A typographical error in yesterday's editions incorrectly listed the scheduled opening date for the Metro subway Red Line extension between Van Ness Centre in Washington and Shady Grove Road in Rockville. That segment is scheduled to open in late 1983.

General Manager Richard S. Page proposed to Metro Board members yesterday a new construction schedule that would bring the 101-mile subway system to completion in 1989, nine months earlier than presently planned.

Page said he hoped the new schedule will be the basis in the coming months for local governments to negotiate a final contract that would guarantee the money for Metro's completion.

At the same time, Page Disclosed Metro's latest estimate of the total cost of the subway system, which he said has risen $450 million to $7.65 billion in the last 18 months.

The new schedule makes no changes in the first 60 miles of the system, 33 of which are now in operation. The Addison Road extension of the Blue Line from Stadium-Armory is scheduled late this year, to be followed a year later by the Red Line extension from Dupont Circle north to Van Ness Centre and in 1985 to Shady Grove Road north of Rockville. The 60 miles will be completed with the opening of the Huntington extension of the Blue Line from National Airport early in 1982.

Under the proposed new schedule for the remaining 40 miles:

The Potomac River crossing between the Pentagon and L'Enfant Plaza would be opened late in 1982, no change from the present schedule.

The Orange Line from Ballston to its final terminal in Vienna would open late in 1984, six months earlier than presently planned.

The Green Line from Gallery Place through Southwest Washington to Anacostia would open in the fall of 1985, as presently scheduled.

The Franconia/Springfield extension from Alexandria on the Yellow Line would open in mid-1986, a year later than presently scheduled.

The Glenmont extension of the Red Line from Silver Spring would open in mid-1986, a few months earlier than scheduled.

The Green Line from Anacostia to Rosecroft Raceway would open in spring 1987, a few months later than scheduled now.

The Green-Yellow Line from Fort Totten to Greenbelt would open in mid-1988, about a year earlier than scheduled.

The last leg of the Green-Yellow Line, from Gallery Place to Fort Totten, would open in mid-1989, as scheduled.

Although that proposed schedule is subject to negotiation, Page said it was based exlusively on engineering judgments as to the best way to schedule the project.

He said that the federal Department of Transportation and the Office of Management and Budget have invited Metro to make such a presentation despite the fact that money needs in early years exceed present federal projections.

Page released the estimate and the proposed schedule at a meeting of Metro's Ad Hoc Committee on the Financial Plan, a steering group of board members who have negotiated many of the scheduling and construction compromises that have been necessary in recent months to keep the Metro program alive.

The first official estimate of what it would cost to build Metro came in 1968 and totaled $2.5 billion.Metro is now projected to cost three times that amount and take twice as long to complete as originally scheduled.

"I have a lot more confidence about this [new] program, Page said in an interview.
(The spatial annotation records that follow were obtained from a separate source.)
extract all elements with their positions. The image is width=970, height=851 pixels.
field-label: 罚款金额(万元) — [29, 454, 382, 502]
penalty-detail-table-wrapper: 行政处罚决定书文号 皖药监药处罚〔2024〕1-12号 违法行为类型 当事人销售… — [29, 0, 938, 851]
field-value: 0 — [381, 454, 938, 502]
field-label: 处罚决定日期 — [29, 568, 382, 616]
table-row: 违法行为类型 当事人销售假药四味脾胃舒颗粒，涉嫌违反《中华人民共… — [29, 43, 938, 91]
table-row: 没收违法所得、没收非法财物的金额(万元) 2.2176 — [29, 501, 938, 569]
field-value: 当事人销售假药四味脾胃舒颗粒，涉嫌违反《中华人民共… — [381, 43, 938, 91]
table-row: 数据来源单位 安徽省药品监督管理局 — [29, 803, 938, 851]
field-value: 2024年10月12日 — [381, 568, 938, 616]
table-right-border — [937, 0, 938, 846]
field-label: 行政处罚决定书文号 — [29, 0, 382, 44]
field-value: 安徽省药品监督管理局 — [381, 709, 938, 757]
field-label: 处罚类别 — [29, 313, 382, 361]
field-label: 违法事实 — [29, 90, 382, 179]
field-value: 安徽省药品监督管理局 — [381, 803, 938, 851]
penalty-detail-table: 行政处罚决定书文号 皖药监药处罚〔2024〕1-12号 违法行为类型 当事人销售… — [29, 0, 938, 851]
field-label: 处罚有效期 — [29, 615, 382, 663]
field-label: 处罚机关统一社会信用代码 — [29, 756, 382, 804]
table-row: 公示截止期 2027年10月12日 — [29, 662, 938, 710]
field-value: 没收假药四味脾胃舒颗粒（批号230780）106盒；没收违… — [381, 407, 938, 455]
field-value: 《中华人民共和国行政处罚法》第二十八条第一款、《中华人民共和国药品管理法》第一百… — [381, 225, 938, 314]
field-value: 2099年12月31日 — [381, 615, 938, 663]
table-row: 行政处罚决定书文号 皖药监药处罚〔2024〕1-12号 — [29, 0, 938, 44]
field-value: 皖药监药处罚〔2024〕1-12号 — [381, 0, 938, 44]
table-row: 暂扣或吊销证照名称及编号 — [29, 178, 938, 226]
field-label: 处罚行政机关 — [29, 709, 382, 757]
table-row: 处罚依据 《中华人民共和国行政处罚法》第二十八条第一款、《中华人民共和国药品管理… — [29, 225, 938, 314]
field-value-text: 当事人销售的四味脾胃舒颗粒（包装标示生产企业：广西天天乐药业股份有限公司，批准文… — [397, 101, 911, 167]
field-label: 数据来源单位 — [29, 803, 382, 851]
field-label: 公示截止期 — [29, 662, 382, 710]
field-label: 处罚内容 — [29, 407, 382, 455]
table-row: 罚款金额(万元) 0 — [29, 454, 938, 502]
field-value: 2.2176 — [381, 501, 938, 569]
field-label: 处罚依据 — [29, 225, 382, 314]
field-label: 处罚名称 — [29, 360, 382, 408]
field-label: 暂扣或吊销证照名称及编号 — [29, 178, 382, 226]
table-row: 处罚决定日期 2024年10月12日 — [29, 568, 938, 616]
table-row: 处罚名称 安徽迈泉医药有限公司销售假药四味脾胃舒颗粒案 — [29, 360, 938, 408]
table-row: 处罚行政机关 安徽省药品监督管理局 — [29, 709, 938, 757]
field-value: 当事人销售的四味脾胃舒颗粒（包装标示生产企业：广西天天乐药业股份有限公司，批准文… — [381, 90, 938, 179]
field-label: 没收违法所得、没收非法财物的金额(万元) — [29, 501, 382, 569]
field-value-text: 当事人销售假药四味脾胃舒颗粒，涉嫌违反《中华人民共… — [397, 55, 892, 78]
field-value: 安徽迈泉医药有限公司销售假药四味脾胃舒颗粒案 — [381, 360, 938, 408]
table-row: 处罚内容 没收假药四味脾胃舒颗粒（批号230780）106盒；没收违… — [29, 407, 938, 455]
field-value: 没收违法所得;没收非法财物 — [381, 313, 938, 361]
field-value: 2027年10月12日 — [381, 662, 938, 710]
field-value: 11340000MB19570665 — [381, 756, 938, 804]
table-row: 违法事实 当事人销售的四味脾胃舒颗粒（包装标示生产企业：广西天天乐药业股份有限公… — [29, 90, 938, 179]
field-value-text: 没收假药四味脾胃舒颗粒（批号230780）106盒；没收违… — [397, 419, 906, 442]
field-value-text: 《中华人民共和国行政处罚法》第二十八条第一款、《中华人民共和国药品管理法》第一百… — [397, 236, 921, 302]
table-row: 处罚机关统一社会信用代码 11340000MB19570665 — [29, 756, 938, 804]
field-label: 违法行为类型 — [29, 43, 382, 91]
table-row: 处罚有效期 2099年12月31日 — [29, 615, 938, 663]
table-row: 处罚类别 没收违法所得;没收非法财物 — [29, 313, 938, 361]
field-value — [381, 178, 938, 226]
However, he said, if inflation exceeds Metro's estimates and if projects are delayed because of a lack of federal appropriations or local political delays, Metro "will cost more" than $7.65 billion.

Page said the $1.7 billion Metro money bill recently signed by President Carter authorizes sufficient federal funds to meet the new estimate, but leaves little room for further growth. Local governments must put up $1 for every $4 that the federal government provides, so any increase in cost means an increase in local contributions as well.

The new estimate reflects a 12 percent inflation rate in calendar 1979, assumes 10 percent in 1980 and 8.1 percent for the remaining nine years. The previous estimate had assumed inflation at 6 percent annually.

The new cost estimate surprise no one; the rate of inflation has been no secret. There was more interest yesterday in the proposed new construction schedule.